United States bombing raids on ISIS positions in northern Iraq appeared to be showing positive results just four days after they began, as Kurdish forces were able to free about 20,000 trapped members of the ancient Yazidi religious sect from a deadly siege by the militants who aim to create an Islamic state throughout the Middle East.

The Yazidi, who adhere to a religion believed to be among the world’s oldest, have been trapped by the thousands without access to food or water on the top of Mount Sinjar in northwest Iraq, surrounded by the Islamic State fighters who consider them evil and have given them the ultimatum to immediately convert to Islam or simply die.

According to Iraqi Human Rights official Kamil Amin, there were between 50,000 and 60,000 Yazidi stranded and cut off on the mountain by the ISIS stranglehold, living in horrifying conditions with, according to witnesses, dead bodies simply lying on the ground, becoming food for wandering dogs.

But emboldened by four days of U.S. aerial bombing of ISIS positions and equipment, Kurdish fighters Sunday recaptured two towns that had earlier fallen to ISIS militants, and freed about 20,000 of the besieged Yazidi. A Kurdish official, Hoshiyar Zebari, said that Kurdish soldiers received air support from the United States in their successful efforts to take back those two towns.

United States forces carried out five airstrikes Sunday, bombing a mortar position and armed ISIS vehicles. At the same time, Kurdish forces expelled ISIS fighter from the villages of Makhmour and al-Gweir, about 30 miles from Irbil, a Kurdish city in northern Iraq that is home to many Americans as well as a U.S. consulate.

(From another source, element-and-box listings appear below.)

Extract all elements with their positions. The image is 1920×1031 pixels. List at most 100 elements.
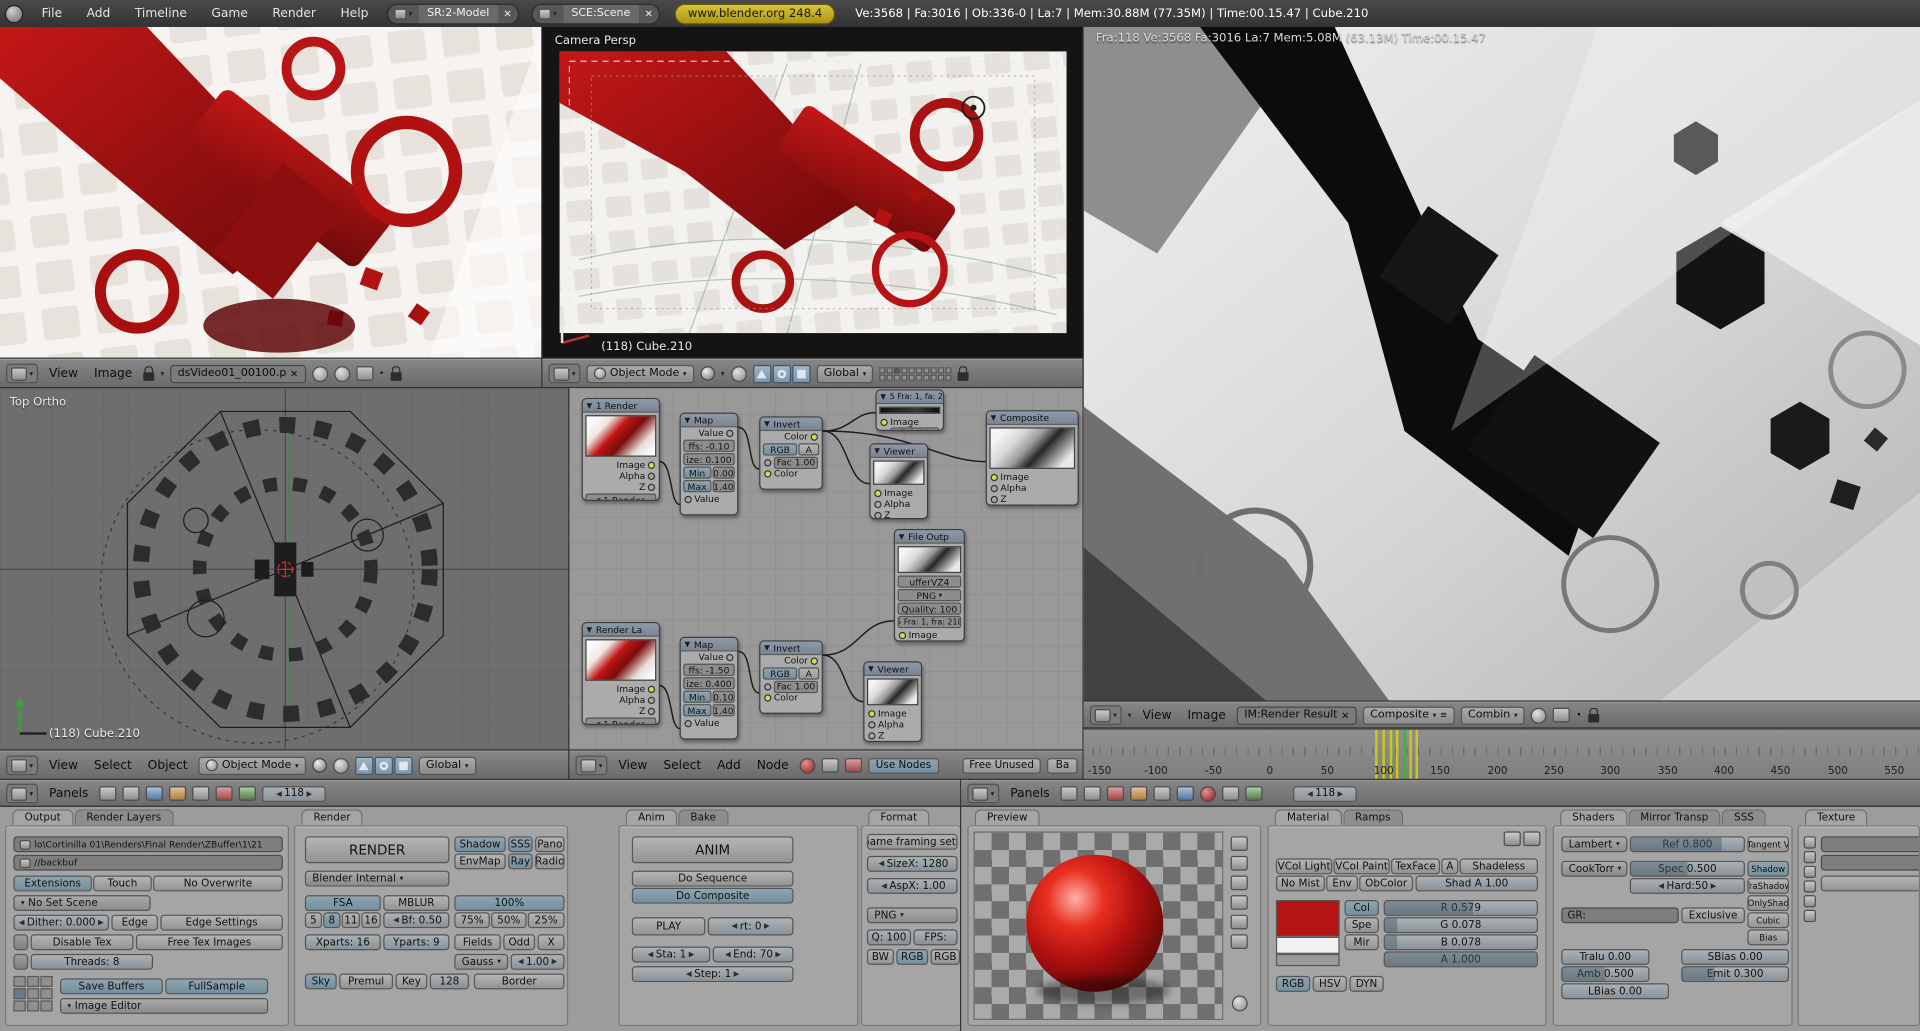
tab-material[interactable]: Material xyxy=(1274,809,1342,826)
composite-nodes-icon[interactable] xyxy=(845,757,863,773)
diffuse-shader-dropdown[interactable]: Lambert ▾ xyxy=(1561,836,1628,853)
texture-channel-icon[interactable] xyxy=(1803,895,1816,908)
tab-mirror-transp[interactable]: Mirror Transp xyxy=(1628,809,1721,826)
preview-hair-icon[interactable] xyxy=(1230,914,1248,930)
scene-browse-icon[interactable] xyxy=(538,7,551,19)
scale-manipulator-icon[interactable] xyxy=(791,364,811,383)
hard-slider[interactable]: ◀ Hard:50 ▶ xyxy=(1629,877,1745,894)
pin-lock-icon[interactable] xyxy=(143,365,155,381)
ortho-3d-viewport[interactable]: Top Ortho (118) Cube.210 xyxy=(0,388,570,751)
menu-game[interactable]: Game xyxy=(200,7,259,20)
socket-icon[interactable] xyxy=(880,429,888,430)
image-datablock-field[interactable]: dsVideo01_00100.p ✕ xyxy=(170,364,306,383)
preview-cube-icon[interactable] xyxy=(1230,875,1248,891)
decrement-icon[interactable]: ◀ xyxy=(881,882,887,891)
preview-plane-icon[interactable] xyxy=(1230,836,1248,852)
menu-render[interactable]: Render xyxy=(261,7,327,20)
trashadow-toggle[interactable]: TraShadow xyxy=(1747,877,1789,894)
shader-nodes-icon[interactable] xyxy=(821,757,839,773)
backbuf-field[interactable]: //backbuf xyxy=(13,854,283,871)
keyframe-line[interactable] xyxy=(1395,729,1399,781)
lock-icon[interactable] xyxy=(390,365,402,381)
script-context-icon[interactable] xyxy=(122,786,140,801)
tab-render-layers[interactable]: Render Layers xyxy=(74,809,174,826)
collapse-icon[interactable]: ▼ xyxy=(764,643,770,652)
collapse-icon[interactable]: ▼ xyxy=(764,419,770,428)
rgb-mode-toggle[interactable]: RGB xyxy=(1275,975,1311,992)
preview-refresh-icon[interactable] xyxy=(1231,995,1248,1012)
fullsample-toggle[interactable]: FullSample xyxy=(165,978,269,995)
tab-format[interactable]: Format xyxy=(868,809,930,826)
pano-toggle[interactable]: Pano xyxy=(535,836,565,853)
socket-icon[interactable] xyxy=(647,461,656,469)
size-25-toggle[interactable]: 25% xyxy=(527,912,565,929)
filename-field[interactable]: ufferVZ4 xyxy=(897,575,962,588)
offs-field[interactable]: ffs: -1.50 xyxy=(683,663,735,676)
paste-material-icon[interactable] xyxy=(1523,831,1541,847)
sbias-slider[interactable]: SBias 0.00 xyxy=(1681,948,1789,965)
obcolor-toggle[interactable]: ObColor xyxy=(1359,875,1414,892)
tab-ramps[interactable]: Ramps xyxy=(1342,809,1403,826)
fields-x-toggle[interactable]: X xyxy=(537,934,565,951)
render-display-placement-grid[interactable] xyxy=(13,975,53,1012)
fps-slider[interactable]: FPS: xyxy=(913,929,958,946)
edge-toggle[interactable]: Edge xyxy=(111,914,158,931)
increment-icon[interactable]: ▶ xyxy=(1711,882,1717,891)
odd-toggle[interactable]: Odd xyxy=(503,934,536,951)
menu-collapse-icon[interactable]: ▾ xyxy=(1128,711,1132,720)
size-50-toggle[interactable]: 50% xyxy=(491,912,527,929)
preview-sky-icon[interactable] xyxy=(1230,934,1248,949)
tab-preview[interactable]: Preview xyxy=(974,809,1040,826)
fac-slider[interactable]: Fac 1.00 xyxy=(773,680,818,693)
channel-icon[interactable] xyxy=(355,366,373,381)
scene-close-icon[interactable]: ✕ xyxy=(638,4,659,23)
emit-slider[interactable]: Emit 0.300 xyxy=(1681,966,1789,983)
quality-slider[interactable]: Quality: 100 xyxy=(897,602,962,615)
node-invert-2[interactable]: ▼ Invert Color RGB A Fac 1.00 Color xyxy=(759,640,823,714)
save-buffers-toggle[interactable]: Save Buffers xyxy=(60,978,163,995)
increment-icon[interactable]: ▶ xyxy=(98,918,104,927)
threads-slider[interactable]: Threads: 8 xyxy=(30,953,154,970)
node-render-layers-2[interactable]: ▼ Render La Image Alpha Z ▾ 1 Render xyxy=(581,622,661,725)
socket-icon[interactable] xyxy=(990,495,998,503)
material-preview[interactable] xyxy=(973,831,1224,1021)
menu-panels[interactable]: Panels xyxy=(1005,787,1054,800)
bw-toggle[interactable]: BW xyxy=(866,948,894,965)
env-toggle[interactable]: Env xyxy=(1326,875,1358,892)
fac-slider[interactable]: Fac 1.00 xyxy=(773,456,818,469)
use-nodes-toggle[interactable]: Use Nodes xyxy=(868,757,939,774)
timeline-strip[interactable]: -150 -100 -50 0 50 100 150 200 250 300 3… xyxy=(1083,728,1920,781)
frame-number-field[interactable]: ◀ 118 ▶ xyxy=(262,785,326,802)
editing-context-icon[interactable] xyxy=(1153,786,1171,801)
texture-button[interactable] xyxy=(1820,875,1919,892)
fields-toggle[interactable]: Fields xyxy=(454,934,501,951)
menu-panels[interactable]: Panels xyxy=(44,787,93,800)
socket-icon[interactable] xyxy=(647,685,656,693)
orientation-dropdown[interactable]: Global ▾ xyxy=(816,364,874,383)
min-value[interactable]: 0.10 xyxy=(712,690,735,703)
tangent-v-toggle[interactable]: Tangent V xyxy=(1747,836,1789,853)
onlyshad-toggle[interactable]: OnlyShad xyxy=(1747,895,1789,912)
no-overwrite-toggle[interactable]: No Overwrite xyxy=(153,875,283,892)
osa-8-toggle[interactable]: 8 xyxy=(323,912,341,929)
mirror-color-swatch[interactable] xyxy=(1275,953,1340,967)
collapse-icon[interactable]: ▼ xyxy=(684,640,690,649)
camera-3d-viewport[interactable]: Camera Persp (118) Cube.210 xyxy=(542,26,1084,359)
current-frame-line[interactable] xyxy=(1403,729,1406,781)
disable-tex-toggle[interactable]: Disable Tex xyxy=(30,934,134,951)
render-engine-dropdown[interactable]: Blender Internal ▾ xyxy=(304,870,450,887)
tab-anim[interactable]: Anim xyxy=(625,809,677,826)
do-composite-toggle[interactable]: Do Composite xyxy=(631,887,794,904)
translate-manipulator-icon[interactable] xyxy=(354,756,374,775)
tab-output[interactable]: Output xyxy=(12,809,73,826)
paint-mode-icon[interactable] xyxy=(1531,707,1548,724)
collapse-icon[interactable]: ▼ xyxy=(587,401,593,410)
texture-channel-icon[interactable] xyxy=(1803,836,1816,849)
menu-add[interactable]: Add xyxy=(712,759,746,772)
texture-slot-field[interactable] xyxy=(1820,854,1919,871)
increment-icon[interactable]: ▶ xyxy=(775,950,781,959)
frame-decrement-icon[interactable]: ◀ xyxy=(1307,789,1313,798)
socket-icon[interactable] xyxy=(726,653,734,661)
shadow-toggle[interactable]: Shadow xyxy=(1747,860,1789,877)
vcol-light-toggle[interactable]: VCol Light xyxy=(1275,858,1333,875)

The U.S. has already relocated many diplomatic workers and officials out of Irbil.

But the news was not all good. According to Amin, ISIS has killed about 500 Yazidi so far in northern Iraq. In some cases, the victims were executed, in others they died of starvation and dehydration.

Amin said he has received reports of ISIS burying entire families alive. Those reports have not yet been independently authenticated, however, not has the number of Yazidi killed so far.

Massoud Barzani, president of the Kurdish Regional Government, said that U.S. airstrikes have proven effective, but it will take shipments of sophisticated weaponry to the Kurds to turn the tide in the battle against ISIS. But Barzani said he does not want U.S. ground troops in the region.

“We are not asking our friends to send their sons to fight on our behalf,” Barzani said to The Associated Press. “What we are asking our friends is to provide us support and to cooperate with us in providing us with heavy weapons that we are able to fight this terrorist group.”

One Yazidi survivor of the ISIS siege said that he personally saw between 500 and 1,000 dead bodies on the mountain where thousands of Yazidi remain trapped.